There’s double the trouble in ‘The Exorcist: Believer’, a fun, well-done horror piece timed for the Halloween season

BFFs: Lidya Jewett and Olivia O’Neill in ‘The Exorcist: Believer’.

THE EXORCIST: BELIEVER *** (108 minutes) MA
It’s double trouble in The Exorcist: Believer, the latest horror movie about evicting Satan from the soul of a possessed person, a rich sub-genre that stretches all the way back to the original 1973 classic The Exorcist, which stands alongside Nosferatu (1922) and Night of the Living Dead (1968) as one of the most influential horror films of all time.

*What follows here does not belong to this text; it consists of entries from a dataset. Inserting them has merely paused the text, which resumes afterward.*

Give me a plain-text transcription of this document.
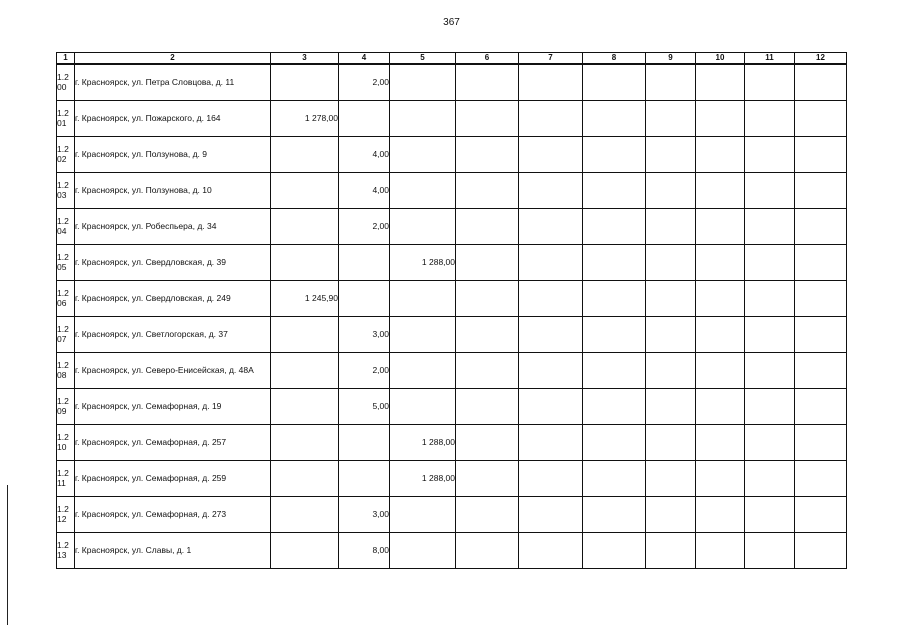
367
1	2	3	4	5	6	7	8	9	10	11	12
1.2 00	г. Красноярск, ул. Петра Словцова, д. 11		2,00								
1.2 01	г. Красноярск, ул. Пожарского, д. 164	1 278,00									
1.2 02	г. Красноярск, ул. Ползунова, д. 9		4,00								
1.2 03	г. Красноярск, ул. Ползунова, д. 10		4,00								
1.2 04	г. Красноярск, ул. Робеспьера, д. 34		2,00								
1.2 05	г. Красноярск, ул. Свердловская, д. 39			1 288,00							
1.2 06	г. Красноярск, ул. Свердловская, д. 249	1 245,90									
1.2 07	г. Красноярск, ул. Светлогорская, д. 37		3,00								
1.2 08	г. Красноярск, ул. Северо-Енисейская, д. 48А		2,00								
1.2 09	г. Красноярск, ул. Семафорная, д. 19		5,00								
1.2 10	г. Красноярск, ул. Семафорная, д. 257			1 288,00							
1.2 11	г. Красноярск, ул. Семафорная, д. 259			1 288,00							
1.2 12	г. Красноярск, ул. Семафорная, д. 273		3,00								
1.2 13	г. Красноярск, ул. Славы, д. 1		8,00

This jaunt actually plugs into the original film as The Devil finds his/her/its way into the ventricles of teenage girls Angela (Lidya Jewett) and Katherine (Olivia O’Neill).

One day after school, the close friends do precisely what teenage girls in horror movies should never do, which is to wander off together into the woods, unsupervised.

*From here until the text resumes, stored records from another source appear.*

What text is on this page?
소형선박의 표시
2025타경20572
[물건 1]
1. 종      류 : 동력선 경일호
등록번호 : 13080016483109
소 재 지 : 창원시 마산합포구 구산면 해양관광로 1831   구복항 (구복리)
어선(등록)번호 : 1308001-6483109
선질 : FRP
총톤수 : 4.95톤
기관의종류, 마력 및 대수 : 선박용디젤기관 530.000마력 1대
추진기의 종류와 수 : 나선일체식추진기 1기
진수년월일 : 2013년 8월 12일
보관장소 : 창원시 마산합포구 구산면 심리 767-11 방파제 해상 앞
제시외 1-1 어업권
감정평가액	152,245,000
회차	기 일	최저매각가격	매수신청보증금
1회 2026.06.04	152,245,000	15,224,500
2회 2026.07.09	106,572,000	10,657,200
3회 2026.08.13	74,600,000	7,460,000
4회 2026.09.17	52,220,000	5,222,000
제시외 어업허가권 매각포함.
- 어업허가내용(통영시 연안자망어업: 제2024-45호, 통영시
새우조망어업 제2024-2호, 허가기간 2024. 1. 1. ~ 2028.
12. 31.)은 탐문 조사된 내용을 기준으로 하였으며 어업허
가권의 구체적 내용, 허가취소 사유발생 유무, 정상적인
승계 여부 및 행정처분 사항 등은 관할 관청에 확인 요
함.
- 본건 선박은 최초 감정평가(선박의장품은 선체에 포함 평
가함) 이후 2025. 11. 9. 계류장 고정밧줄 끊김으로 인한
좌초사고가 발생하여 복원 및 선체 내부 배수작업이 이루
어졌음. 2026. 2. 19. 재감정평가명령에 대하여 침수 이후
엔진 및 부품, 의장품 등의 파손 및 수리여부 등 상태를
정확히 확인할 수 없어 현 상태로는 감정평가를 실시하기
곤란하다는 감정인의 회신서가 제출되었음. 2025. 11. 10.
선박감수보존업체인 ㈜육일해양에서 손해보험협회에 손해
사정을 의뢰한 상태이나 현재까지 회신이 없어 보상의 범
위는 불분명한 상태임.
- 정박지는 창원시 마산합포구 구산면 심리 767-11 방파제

The girls disappear, cause a panic among their respective parents, then turn up three days later 30 miles away thinking they’ve only been away for a few hours.

Errant behaviours suggest the girls aren’t quite right so in order to extract Satan from them none other than Chris MacNeil (Ellen Burstyn) is brought in to confront the situation. She, of course, is the mother of Regan O’Neill (Linda Blair), the possessed kid from the original Exorcist.

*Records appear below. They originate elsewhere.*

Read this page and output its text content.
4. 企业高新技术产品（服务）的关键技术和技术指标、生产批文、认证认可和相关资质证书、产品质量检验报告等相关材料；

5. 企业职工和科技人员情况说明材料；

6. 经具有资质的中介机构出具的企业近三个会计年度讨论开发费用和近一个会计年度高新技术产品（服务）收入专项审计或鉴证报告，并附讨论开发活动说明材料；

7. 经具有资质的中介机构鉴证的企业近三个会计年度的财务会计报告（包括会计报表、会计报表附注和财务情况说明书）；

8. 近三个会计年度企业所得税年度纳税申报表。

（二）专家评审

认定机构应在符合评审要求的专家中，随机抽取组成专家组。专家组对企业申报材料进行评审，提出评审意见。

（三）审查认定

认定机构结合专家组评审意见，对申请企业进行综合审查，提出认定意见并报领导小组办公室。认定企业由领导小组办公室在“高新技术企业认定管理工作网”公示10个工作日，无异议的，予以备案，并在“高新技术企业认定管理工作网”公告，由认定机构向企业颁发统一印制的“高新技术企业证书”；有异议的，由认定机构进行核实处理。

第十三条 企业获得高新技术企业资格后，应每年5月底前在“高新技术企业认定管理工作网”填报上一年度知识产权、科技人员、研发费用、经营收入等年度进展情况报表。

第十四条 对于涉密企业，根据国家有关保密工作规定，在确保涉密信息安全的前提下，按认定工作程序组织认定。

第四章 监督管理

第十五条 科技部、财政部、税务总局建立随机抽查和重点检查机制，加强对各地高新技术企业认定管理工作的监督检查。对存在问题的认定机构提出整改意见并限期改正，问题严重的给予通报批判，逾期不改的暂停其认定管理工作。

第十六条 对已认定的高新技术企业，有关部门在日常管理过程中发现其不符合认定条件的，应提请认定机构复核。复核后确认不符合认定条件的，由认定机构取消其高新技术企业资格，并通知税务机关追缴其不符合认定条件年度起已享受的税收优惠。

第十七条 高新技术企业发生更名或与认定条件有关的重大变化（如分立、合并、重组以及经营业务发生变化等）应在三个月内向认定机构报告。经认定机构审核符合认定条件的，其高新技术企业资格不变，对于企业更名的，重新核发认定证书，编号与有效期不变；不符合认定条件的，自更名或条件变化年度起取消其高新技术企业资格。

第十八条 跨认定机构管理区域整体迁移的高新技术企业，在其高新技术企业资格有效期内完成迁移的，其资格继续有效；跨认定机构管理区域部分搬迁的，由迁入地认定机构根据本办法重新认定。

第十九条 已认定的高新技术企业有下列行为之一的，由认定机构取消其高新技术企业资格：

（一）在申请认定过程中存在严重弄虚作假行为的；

All up, it’s a good serving of horror pulp times for the Halloween season (deep thanks to The Simpsons for bringing this tradition to Oz), very well-done with director David Gordon Green (Halloween; Halloween Kills/Ends) laying on loads of creepy atmosphere.

To be honest, the affair is not all that scary, though there are just enough jolts to hold your attention, with strong performances from Jewett and O’Neill, the latter being especially good at giving the Devil’s death stare.

As with most exorcism-themes horror films, the piece is replete with Catholic iconography and associated banter about God, making one wonder whether these movies qualify as faith-driven films.

Given pride of place is the line “the power of Christ compels you”, a classic quote from the original reinforcing the spiritual nature of the battle between good and evil.

There’s bit too much sermonizing and not enough Satanic vomit, though there’s a decent quotient of gross-out moments, the best involving a priest who develops spinal issues when he tries getting in Satan’s way.

That’s never a good career move for a Man of the Cloth.